毎月1日は散髪の日と決めています。散髪後、そのまま翌月1日で次の予約を取ってしまうのです。
ここ数年は、渋谷にある喜多床さんにお世話になっています。
ヘアーサロン喜多床
私の実家は祖父祖母の代まで床屋でした。そうしたこともあり、家で髪を切ってもらうのが当たり前であり、また、小さい頃はそんな店内で掃き掃除をごくたまに手伝いがてら、近所のお客さんに紛れて漫画を読むのが楽しみの一つでした。
東京に出てきて、二十代の初めの頃は、美容院に通ったりもしつつ、実家に帰った時は祖母に切ってもらっていました。ところが、三十を過ぎて、なんとなく美容院で満たされない自分を感じるようになりました。
美容院は容姿を美しくするところ。理容院は容姿を整えるところ。
30を過ぎ、仕事や環境が変わったこともあり、心境の変化もあったのかもしれません。自分の外見を美しく見せることよりも、自分自身の身だしなみや気持ちを正したい、整えたい、という想いが強くなったのかもしれません。などと言えば聞こえはいいですが、単に元々床屋が性に合っていただけかもしれませんが。

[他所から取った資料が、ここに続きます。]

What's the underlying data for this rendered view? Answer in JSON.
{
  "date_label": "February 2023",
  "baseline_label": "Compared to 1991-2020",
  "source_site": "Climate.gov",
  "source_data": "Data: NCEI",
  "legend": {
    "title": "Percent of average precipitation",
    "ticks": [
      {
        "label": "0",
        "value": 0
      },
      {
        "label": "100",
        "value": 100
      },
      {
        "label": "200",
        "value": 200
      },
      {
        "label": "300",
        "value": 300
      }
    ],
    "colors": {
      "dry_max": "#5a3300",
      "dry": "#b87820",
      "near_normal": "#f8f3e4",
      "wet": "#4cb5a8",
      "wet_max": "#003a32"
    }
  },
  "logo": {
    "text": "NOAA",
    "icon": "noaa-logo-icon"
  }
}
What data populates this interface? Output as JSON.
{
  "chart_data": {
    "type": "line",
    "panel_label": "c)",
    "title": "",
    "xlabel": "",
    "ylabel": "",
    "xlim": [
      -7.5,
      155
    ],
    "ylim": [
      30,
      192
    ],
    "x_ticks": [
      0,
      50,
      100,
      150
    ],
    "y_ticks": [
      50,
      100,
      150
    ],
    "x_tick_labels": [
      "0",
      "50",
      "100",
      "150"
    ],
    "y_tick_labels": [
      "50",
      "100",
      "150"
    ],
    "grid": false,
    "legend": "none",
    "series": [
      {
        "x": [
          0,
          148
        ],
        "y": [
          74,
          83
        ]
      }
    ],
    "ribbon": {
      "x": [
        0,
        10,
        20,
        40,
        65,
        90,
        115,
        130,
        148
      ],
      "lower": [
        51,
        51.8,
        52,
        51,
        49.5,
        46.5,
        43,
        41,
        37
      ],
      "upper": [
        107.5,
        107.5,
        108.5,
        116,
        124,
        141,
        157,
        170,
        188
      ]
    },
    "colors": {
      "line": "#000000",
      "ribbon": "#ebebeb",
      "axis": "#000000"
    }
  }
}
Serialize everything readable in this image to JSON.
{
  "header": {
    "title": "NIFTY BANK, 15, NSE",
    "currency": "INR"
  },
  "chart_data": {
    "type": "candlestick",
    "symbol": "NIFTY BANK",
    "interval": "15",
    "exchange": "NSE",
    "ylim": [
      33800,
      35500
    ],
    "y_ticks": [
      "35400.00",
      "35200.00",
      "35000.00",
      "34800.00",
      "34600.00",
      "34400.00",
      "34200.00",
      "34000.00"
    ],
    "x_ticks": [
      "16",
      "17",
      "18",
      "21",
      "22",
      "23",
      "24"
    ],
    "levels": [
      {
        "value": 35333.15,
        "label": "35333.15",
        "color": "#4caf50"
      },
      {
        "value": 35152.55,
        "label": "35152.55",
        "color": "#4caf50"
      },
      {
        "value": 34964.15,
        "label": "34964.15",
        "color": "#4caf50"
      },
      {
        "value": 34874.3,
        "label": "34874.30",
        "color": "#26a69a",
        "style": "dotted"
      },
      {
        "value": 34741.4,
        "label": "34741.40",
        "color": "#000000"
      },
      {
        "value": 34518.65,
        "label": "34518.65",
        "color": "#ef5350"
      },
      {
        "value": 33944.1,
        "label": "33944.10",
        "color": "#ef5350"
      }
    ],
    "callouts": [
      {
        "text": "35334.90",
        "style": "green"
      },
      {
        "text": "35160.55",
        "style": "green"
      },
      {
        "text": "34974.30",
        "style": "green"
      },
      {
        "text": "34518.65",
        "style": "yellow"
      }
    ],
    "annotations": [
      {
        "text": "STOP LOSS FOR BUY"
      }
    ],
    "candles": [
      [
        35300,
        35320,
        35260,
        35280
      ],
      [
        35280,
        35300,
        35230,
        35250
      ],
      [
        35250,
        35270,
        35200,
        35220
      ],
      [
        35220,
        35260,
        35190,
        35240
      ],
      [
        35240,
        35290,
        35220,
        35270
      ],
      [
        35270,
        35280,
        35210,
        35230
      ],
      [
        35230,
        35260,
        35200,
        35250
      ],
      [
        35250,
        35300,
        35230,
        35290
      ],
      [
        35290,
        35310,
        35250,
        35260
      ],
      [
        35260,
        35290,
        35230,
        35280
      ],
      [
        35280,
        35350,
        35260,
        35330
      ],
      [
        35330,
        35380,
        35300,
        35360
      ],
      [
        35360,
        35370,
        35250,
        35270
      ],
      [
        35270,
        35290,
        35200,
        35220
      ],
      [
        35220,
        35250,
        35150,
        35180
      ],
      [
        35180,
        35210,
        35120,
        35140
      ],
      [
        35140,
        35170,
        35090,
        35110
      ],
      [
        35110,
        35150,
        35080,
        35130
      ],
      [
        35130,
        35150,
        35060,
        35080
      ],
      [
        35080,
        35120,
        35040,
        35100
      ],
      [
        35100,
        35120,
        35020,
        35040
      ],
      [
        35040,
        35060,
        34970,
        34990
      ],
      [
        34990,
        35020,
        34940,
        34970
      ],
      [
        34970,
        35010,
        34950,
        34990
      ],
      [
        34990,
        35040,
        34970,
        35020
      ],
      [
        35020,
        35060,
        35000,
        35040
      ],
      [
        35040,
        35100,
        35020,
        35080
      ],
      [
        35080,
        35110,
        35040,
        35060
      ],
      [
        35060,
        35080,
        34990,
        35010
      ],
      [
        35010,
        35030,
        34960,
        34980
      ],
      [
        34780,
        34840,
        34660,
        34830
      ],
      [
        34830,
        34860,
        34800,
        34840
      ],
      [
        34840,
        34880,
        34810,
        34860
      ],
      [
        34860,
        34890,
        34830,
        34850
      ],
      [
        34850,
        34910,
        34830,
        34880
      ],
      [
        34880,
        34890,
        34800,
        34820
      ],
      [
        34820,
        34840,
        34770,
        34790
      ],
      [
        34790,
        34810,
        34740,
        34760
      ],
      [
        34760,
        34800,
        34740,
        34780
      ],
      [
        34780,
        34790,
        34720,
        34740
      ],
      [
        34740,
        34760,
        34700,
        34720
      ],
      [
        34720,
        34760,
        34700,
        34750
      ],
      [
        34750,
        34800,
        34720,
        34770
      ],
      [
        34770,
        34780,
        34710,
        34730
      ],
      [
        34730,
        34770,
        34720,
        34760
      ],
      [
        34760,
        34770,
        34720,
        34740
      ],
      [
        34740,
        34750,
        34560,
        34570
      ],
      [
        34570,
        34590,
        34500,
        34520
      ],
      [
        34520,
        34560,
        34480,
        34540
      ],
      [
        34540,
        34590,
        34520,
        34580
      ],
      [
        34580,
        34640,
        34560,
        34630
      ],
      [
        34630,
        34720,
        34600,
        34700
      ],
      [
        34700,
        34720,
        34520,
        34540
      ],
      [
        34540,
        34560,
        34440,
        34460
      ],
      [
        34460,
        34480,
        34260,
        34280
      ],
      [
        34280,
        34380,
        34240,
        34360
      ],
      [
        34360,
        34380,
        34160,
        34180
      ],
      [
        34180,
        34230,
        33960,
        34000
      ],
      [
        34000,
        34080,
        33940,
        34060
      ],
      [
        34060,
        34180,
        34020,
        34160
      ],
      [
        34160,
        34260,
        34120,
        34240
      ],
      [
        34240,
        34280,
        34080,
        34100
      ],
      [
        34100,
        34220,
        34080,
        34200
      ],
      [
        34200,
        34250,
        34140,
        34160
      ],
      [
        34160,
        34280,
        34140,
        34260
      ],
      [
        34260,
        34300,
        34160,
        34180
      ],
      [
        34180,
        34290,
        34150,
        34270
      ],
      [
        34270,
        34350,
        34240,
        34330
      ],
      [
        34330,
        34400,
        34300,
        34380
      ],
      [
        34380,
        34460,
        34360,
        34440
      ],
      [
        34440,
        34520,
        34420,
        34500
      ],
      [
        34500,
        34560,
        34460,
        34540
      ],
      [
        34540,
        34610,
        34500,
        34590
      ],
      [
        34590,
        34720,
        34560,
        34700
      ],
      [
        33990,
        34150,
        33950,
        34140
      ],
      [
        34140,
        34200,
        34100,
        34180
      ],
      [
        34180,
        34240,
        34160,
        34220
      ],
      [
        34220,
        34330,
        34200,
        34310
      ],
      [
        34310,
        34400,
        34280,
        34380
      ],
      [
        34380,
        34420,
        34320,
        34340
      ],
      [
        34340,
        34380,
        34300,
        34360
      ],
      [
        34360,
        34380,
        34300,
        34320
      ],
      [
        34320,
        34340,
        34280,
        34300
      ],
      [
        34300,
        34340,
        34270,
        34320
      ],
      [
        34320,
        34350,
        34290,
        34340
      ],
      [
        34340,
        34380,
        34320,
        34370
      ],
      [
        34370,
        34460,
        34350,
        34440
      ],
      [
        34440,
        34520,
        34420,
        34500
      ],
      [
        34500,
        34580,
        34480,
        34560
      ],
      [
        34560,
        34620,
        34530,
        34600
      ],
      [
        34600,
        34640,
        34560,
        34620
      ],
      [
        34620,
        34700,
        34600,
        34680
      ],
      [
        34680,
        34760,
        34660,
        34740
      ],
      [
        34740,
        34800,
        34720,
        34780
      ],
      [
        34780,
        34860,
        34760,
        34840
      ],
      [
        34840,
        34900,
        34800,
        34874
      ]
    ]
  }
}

毎月1日と決めたのは、月の初めに気持ちと身だしなみをすっきりさせたい、という気持ちからです。髪を短くしていると、ちょうど20日辺りで髪の伸びが気になり始めるようになります。本当は半月から20日に一度が、常にいつ誰にお会いしても、いつもサッパリした状態で良いのですが、20日おきにすると、ペースが掴みにくくなってしまうので、毎月1回、1日と決めています。
喜多床での二時間弱は贅沢な思考の時間。
もちろん会話を楽しむこともありますが、基本的にはこの時間は考えるための時間にしています。日々過ごしていると、なかなかまとめて考えることに集中出来る時間というものが取りにくくなります。
考えている途中で、つい他のことを思い出して、何かを始めてしまったり、他の用事を済ませてしまったり。けれど、散髪中は身動きは取れません。考える以外は何も出来ない、しなくて良いのです。
落ち着いた時間の流れの中で、髪を切ってもらいながら、髪を洗い、襟や顔を剃ってもらう。そんな贅沢な中で、じっくりと考え事に浸ることが出来るこの時間は、私にとって毎月の無くてはならない時間です。
そして、そうした贅沢が出来るのも、喜多床という古くから続く名店が、そうした雰囲気と空間を作り上げている、そして代々続いていてくれているからなんだと思います。
そうして私は今月も、この素敵な時間を楽しんでいます。